Жрица кивнула, продолжая стоять в центе комнаты:
– Лилит, старшая жрица, травница, врачевательница. За практику считается невольное участие в борьбе против эпидемии оспы?
– Только если эта оспа на ленты кромсала тела людей, отрубала конечности, дробила кости, наносила травмы внутренним органам, а ты бегала рядом и скрупулёзно сшивала то, что можно было сшить.
Выражение лица Лилит не изменилось – всё такое же смиренное и по-детски насмешливое, словно после шутки, которую по дороге к лачуге Ги ей выдала жизнерадостная чародейка:
– Сражение при Болоньи.
– С этого надо было начинать, девочка! Ты?
– Эпона, психоменталичка, целительница.
– Без практики? – нахмурился Ги, почесал седую бакенбарду. – Ну, что можешь делать, кроме того, как заменять нам опий? Война – это то место, где врачи либо режут, либо отрезают. Другого не дано.
– Знаю теорию. Ещё читала Галена.
– Если верить теории Четырёх стихий твоего достопочтенного Галена, отрубленное вместе с кусочком макушки ухо можно легко восстановить путём натирания травяными настоями.
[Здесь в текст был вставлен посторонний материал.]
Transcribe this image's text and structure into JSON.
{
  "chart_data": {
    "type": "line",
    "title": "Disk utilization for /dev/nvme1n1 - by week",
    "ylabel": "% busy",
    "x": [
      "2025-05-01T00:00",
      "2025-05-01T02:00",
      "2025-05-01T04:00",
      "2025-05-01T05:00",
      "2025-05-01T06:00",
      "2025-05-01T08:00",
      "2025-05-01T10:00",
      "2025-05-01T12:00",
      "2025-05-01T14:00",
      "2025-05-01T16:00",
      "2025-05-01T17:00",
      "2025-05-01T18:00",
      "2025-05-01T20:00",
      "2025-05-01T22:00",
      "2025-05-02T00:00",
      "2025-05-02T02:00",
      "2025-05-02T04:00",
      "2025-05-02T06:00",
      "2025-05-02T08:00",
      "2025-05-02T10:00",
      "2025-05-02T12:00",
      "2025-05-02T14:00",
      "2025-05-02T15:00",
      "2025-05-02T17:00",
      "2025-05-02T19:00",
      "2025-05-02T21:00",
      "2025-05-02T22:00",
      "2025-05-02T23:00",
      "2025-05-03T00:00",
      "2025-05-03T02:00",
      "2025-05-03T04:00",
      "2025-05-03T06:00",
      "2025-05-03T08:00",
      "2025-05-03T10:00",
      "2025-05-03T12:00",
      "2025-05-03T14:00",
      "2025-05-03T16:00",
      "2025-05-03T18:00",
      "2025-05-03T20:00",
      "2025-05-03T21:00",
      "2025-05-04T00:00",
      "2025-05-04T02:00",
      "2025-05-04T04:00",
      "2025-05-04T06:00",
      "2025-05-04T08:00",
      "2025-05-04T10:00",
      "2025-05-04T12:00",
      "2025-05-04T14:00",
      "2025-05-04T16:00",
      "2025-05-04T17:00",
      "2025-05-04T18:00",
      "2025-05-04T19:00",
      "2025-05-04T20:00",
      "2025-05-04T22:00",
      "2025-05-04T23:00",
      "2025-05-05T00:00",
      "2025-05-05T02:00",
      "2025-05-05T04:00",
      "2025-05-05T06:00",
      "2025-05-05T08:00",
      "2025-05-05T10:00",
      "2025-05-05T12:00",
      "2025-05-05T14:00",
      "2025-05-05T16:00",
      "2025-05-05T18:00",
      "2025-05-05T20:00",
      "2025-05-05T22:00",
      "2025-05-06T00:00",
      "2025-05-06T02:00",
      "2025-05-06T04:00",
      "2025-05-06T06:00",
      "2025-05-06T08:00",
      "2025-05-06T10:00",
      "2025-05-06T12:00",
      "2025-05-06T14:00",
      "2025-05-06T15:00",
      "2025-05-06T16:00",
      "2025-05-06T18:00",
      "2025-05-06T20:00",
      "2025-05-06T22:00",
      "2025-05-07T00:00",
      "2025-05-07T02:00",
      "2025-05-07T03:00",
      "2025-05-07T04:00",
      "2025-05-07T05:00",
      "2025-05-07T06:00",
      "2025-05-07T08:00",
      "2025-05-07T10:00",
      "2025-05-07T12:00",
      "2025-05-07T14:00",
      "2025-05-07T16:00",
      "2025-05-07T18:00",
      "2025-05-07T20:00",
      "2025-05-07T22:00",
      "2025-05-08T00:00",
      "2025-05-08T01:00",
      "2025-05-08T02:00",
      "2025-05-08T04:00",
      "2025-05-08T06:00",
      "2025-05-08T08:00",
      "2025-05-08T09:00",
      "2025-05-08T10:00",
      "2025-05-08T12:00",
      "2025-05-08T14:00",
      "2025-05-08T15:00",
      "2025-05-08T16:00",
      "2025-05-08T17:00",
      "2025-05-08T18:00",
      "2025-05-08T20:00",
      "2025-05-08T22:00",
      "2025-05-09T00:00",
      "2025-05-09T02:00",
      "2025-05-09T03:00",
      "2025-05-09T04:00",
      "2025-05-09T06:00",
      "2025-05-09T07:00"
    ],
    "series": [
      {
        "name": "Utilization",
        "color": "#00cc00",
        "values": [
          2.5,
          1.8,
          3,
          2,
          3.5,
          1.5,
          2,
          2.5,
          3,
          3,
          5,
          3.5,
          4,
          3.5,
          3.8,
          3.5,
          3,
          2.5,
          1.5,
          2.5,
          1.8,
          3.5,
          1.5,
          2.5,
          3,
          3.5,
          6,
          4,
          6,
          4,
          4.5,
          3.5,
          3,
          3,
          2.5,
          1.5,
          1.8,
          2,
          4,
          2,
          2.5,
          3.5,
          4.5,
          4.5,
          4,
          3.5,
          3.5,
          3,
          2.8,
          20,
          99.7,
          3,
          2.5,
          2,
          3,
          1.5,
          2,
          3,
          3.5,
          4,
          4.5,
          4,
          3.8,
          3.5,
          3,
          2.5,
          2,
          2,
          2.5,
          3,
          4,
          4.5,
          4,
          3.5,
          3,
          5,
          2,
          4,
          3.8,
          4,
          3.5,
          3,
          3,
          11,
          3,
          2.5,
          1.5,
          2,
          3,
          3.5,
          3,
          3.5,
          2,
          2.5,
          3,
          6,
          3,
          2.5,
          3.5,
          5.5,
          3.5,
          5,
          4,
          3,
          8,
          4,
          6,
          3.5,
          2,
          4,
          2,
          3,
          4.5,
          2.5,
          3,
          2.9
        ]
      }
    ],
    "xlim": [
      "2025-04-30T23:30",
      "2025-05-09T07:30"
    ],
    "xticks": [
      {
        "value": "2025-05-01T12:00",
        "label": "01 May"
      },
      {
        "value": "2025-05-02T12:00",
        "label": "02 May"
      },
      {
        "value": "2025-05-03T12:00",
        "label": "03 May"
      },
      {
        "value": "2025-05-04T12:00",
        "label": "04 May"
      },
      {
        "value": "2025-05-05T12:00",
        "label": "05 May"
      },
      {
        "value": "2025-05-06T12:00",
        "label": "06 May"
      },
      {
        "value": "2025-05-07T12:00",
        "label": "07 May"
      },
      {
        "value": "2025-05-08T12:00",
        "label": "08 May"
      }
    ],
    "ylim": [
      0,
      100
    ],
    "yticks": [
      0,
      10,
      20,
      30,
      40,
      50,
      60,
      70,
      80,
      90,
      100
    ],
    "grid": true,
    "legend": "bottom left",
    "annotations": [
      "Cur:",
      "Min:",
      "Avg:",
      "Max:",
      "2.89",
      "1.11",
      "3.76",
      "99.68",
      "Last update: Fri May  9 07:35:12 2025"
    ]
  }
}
Хрень, не так ли? А для того, чтобы ты поняла, как применить свою теорию на практике, как минимум дюжине людей придётся жизни лишиться. Подумай об этом, госпожа Эпона.
***
Глава, в которой троица мирно обсуждает дела военные, после чего обустраивает полевой лагерь, где не без проблем дамы проводят свою первую на этой войне ампутацию.
***
На следующий день, отдохнув, приготовившись, Эпона и Ги так же сидели за книжным столом, всматриваясь за гардину на улицу, шумящую писклявыми детьми, громкими животными и разнокалиберными людьми. Лилит стояла рядом.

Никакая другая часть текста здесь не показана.